Why would you shell out $1.99 for a Catholic Bible when the Protestant ones are free? Until the copyright holders soften up on this, there are two primary reasons to pay up. The first is that the translations are very accurate in places that matter the most to Catholics, with footnotes that many other Bibles do without (explanations are mandatory in Catholic bibles and have been for 450 years!). The second is that you are getting a seven-book bonus: Sirach, Tobit, Wisdom, Judith, 1 and 2 Maccabees, Baruch, and additional sections for Daniel and Esther. We call these "deuterocanonicals" because their scriptural "status" was recognized a bit later than most of the other books. But by "later" I mean only a century or two before Christ (instead of five centuries before). Protestant bibles will perhaps include these and other ancient Jewish writings as "apocrypha," but they will be mixed in with texts the Church really considers "apocrypha"--not the Bible at all. Getting a Catholic edition of the Bible from the get-go will help you avoid this confusion. However, if you cannot afford to pay for apps, the New Testament of the NRSV or the NIV are close enough to the NABRE for starters. I would stay away from paraphrased versions like the Good News Bible (also called the "Today's English Version"), unless you want something that sounds very, very casual. That is a sign of an extra layer of interpretation, which I find both dubious and intrusive.

That leads to your other question: where to begin.

Oddly, the Bible is not a book to be read from the beginning. This is a book where you start almost at the end. Jesus fulfilled "everything written about him in the Law, the Prophets and the Psalms*" (in other words, the Old Testament). So you want to start in the New Testament, with the four Gospels: four different ways the story of Jesus was told in the decades right after the first Easter.

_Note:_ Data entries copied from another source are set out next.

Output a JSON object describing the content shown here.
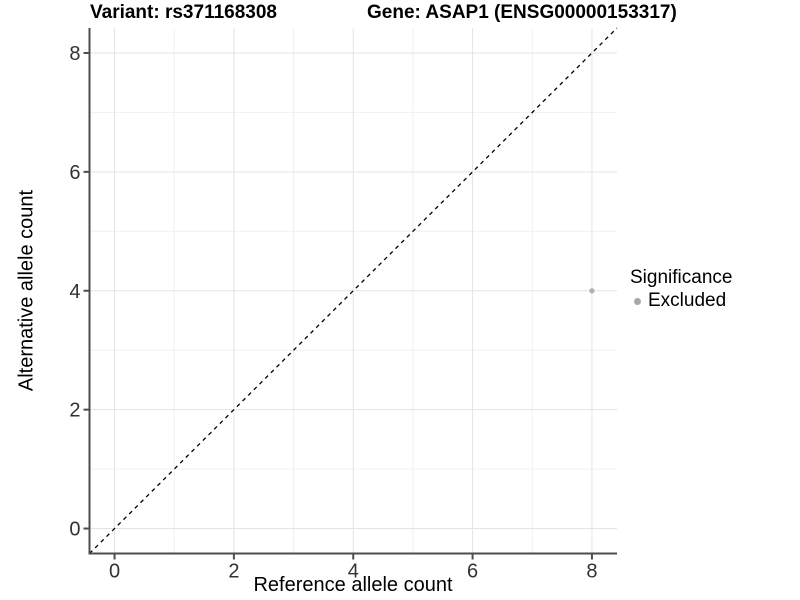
{
  "header": {
    "title_left": "Variant: rs371168308",
    "title_right": "Gene: ASAP1 (ENSG00000153317)"
  },
  "chart_data": {
    "type": "scatter",
    "title_left": "Variant: rs371168308",
    "title_right": "Gene: ASAP1 (ENSG00000153317)",
    "xlabel": "Reference allele count",
    "ylabel": "Alternative allele count",
    "xlim": [
      -0.42,
      8.42
    ],
    "ylim": [
      -0.42,
      8.42
    ],
    "x_major_ticks": [
      0,
      2,
      4,
      6,
      8
    ],
    "y_major_ticks": [
      0,
      2,
      4,
      6,
      8
    ],
    "x_minor_ticks": [
      1,
      3,
      5,
      7
    ],
    "y_minor_ticks": [
      1,
      3,
      5,
      7
    ],
    "grid": {
      "major_color": "#e3e3e3",
      "minor_color": "#f0f0f0",
      "background": "#ffffff"
    },
    "axis_color": "#4d4d4d",
    "tick_label_color": "#333333",
    "identity_line": {
      "style": "dashed",
      "color": "#000000",
      "dash": "4 4"
    },
    "series": [
      {
        "name": "Excluded",
        "color": "#b0b0b0",
        "points": [
          {
            "x": 8,
            "y": 4
          }
        ]
      }
    ],
    "legend": {
      "title": "Significance",
      "position": "right",
      "entries": [
        {
          "label": "Excluded",
          "color": "#a8a8a8"
        }
      ]
    }
  }
}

Beginning at the end is not really that odd. It's only at the end of the detective story that all the clues come together. "Ahhh!" you say: "So that's what it meant!" Knowing what the earliest Christians said about Jesus, seeing the way they re-read the entire collection of Scriptures they had always known as Jews, gives us an edge that they already had. It is a little like learning the language before you go into another country. In reading the Bible, many a "traveler" has given up in despair somewhere in the book of Numbers. The New Testament is the best reading guide for the Old. In fact, in the early Church there was a saying that you can find today in the Catechism of the Catholic Church: The New Testament lies hidden in the Old, and the Old is unveiled (reveals its full meaning) in the New (see CCC 129--CCC meaning "Catechism of the Catholic Church").

There are also some good (free!) online resources that I can recommend to you to guide you in getting to know the Bible.

Carson Weber, a layman in California, has created a 30-session audio course on the Bible for Catholics. He does start with Genesis, but not in the very first lesson! His program is meant to accompany a text book, but you don't really need the book to benefit from the audio sessions. You can also download the classes in podcast form.

Dr. Scott Hahn's St Paul Center for Biblical Theology offers a long list of free online courses on the Bible. You just have to register (free!) to access the classes. These are text, not audio. However, the instruction is extremely thorough. (Dr. Hahn is a former Protestant minister who came into the Catholic Church about twenty years ago. He is a highly respected Scripture scholar; his website has material for beginners and teachers alike.)

The Catholic Education Resource Center also has some articles answering the most common questions about the Bible from a Catholic perspective.

*The Law, the Prophets and the Psalms

This expression comes from Jesus himself, after he rose from the dead! He met two grieving disciples leaving Jerusalem the day after the Sabbath. They knew all about Jesus dying on the Cross. They had even heard that people had seen him alive on Sunday morning! But they gave up hope and left the city. Jesus himself met them on the road and helped them realize that what they had experienced was what the Bible was foretelling all along: "everything written about him (the Messiah) in the Law, the Prophets and the Psalms." See Luke 24 for the whole story.